Ernest Forza joined the Allies and brought back his unit under the name ‘Mariassalto,’ and was joined by several newly-released frogmen from POW camps. The new force operated alongside British frogmen, ironically, and mounted attacks against Italian ships captured by the Germans. They sank the cruiser Bolzano using Maialis, while their British brethren used their own version, called Chariots.
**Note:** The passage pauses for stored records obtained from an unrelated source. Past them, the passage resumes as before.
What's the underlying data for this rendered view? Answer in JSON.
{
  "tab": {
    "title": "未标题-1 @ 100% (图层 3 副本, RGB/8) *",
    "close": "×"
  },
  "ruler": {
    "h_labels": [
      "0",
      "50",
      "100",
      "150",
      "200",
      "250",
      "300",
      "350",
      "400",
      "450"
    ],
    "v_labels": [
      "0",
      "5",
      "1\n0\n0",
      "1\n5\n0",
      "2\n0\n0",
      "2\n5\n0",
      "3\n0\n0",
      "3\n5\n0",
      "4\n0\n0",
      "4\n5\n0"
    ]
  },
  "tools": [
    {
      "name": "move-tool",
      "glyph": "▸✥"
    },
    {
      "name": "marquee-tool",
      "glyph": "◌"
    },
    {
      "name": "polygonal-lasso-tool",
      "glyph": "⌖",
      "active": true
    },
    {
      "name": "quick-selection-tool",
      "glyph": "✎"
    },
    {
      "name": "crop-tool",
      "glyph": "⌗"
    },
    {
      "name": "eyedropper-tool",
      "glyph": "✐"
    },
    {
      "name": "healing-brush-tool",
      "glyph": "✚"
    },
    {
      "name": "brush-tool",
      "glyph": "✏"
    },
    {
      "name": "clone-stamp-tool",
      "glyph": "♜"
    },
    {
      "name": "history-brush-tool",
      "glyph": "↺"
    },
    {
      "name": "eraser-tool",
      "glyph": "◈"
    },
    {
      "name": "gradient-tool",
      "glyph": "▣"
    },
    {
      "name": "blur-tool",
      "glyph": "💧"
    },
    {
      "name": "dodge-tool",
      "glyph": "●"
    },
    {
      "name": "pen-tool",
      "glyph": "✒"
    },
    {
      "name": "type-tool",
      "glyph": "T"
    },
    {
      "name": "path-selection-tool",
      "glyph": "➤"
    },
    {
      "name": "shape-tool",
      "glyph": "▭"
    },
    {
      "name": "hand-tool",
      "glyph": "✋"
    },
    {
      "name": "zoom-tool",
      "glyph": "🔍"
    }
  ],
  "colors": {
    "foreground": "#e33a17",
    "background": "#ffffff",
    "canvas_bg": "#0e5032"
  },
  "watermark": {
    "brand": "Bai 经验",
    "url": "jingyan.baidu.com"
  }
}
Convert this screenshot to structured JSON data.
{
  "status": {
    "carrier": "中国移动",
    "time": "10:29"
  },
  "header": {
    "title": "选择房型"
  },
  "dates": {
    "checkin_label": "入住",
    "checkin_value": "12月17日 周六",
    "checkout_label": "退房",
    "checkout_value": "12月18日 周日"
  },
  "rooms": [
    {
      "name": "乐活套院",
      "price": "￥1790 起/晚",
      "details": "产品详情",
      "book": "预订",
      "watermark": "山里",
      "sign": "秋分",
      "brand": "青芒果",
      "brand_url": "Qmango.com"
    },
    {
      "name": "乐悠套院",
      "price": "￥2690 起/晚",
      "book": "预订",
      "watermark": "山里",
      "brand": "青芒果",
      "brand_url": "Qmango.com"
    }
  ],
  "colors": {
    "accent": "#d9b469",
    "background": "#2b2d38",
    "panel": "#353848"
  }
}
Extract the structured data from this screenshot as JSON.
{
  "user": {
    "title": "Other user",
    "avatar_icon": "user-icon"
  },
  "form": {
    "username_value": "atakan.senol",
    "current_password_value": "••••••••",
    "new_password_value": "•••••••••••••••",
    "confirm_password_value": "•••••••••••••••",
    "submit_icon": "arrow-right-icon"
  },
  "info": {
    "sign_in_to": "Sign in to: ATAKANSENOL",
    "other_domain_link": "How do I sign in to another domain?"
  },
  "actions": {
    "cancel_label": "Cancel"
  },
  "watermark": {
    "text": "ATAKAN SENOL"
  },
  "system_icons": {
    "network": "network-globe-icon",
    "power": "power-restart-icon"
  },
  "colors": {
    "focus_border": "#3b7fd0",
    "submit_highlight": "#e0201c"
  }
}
These twin versions of X MAS kept fighting into 1945, until Borghese negotiated his command’s surrender on April 26, 1945. Taken into custody, he was tried for war crimes and received a 12-year sentence, while his former commander, Forza, retired to civilian life.

Thus, X MAS became silent for good.

Italy’s best unit left behind a legacy still unrivaled in terms of material destruction, and caused a spur of innovation in naval Special Warfare that may still be seen today. All one has to do is watch the many films of Navy SEALS with their rebreathers on, riding their SDVs through the depths toward a sleeping target, and realize that long ago there were once similar men in similar craft traveling the silent seas in a World War, attempting to affect the destiny of nations.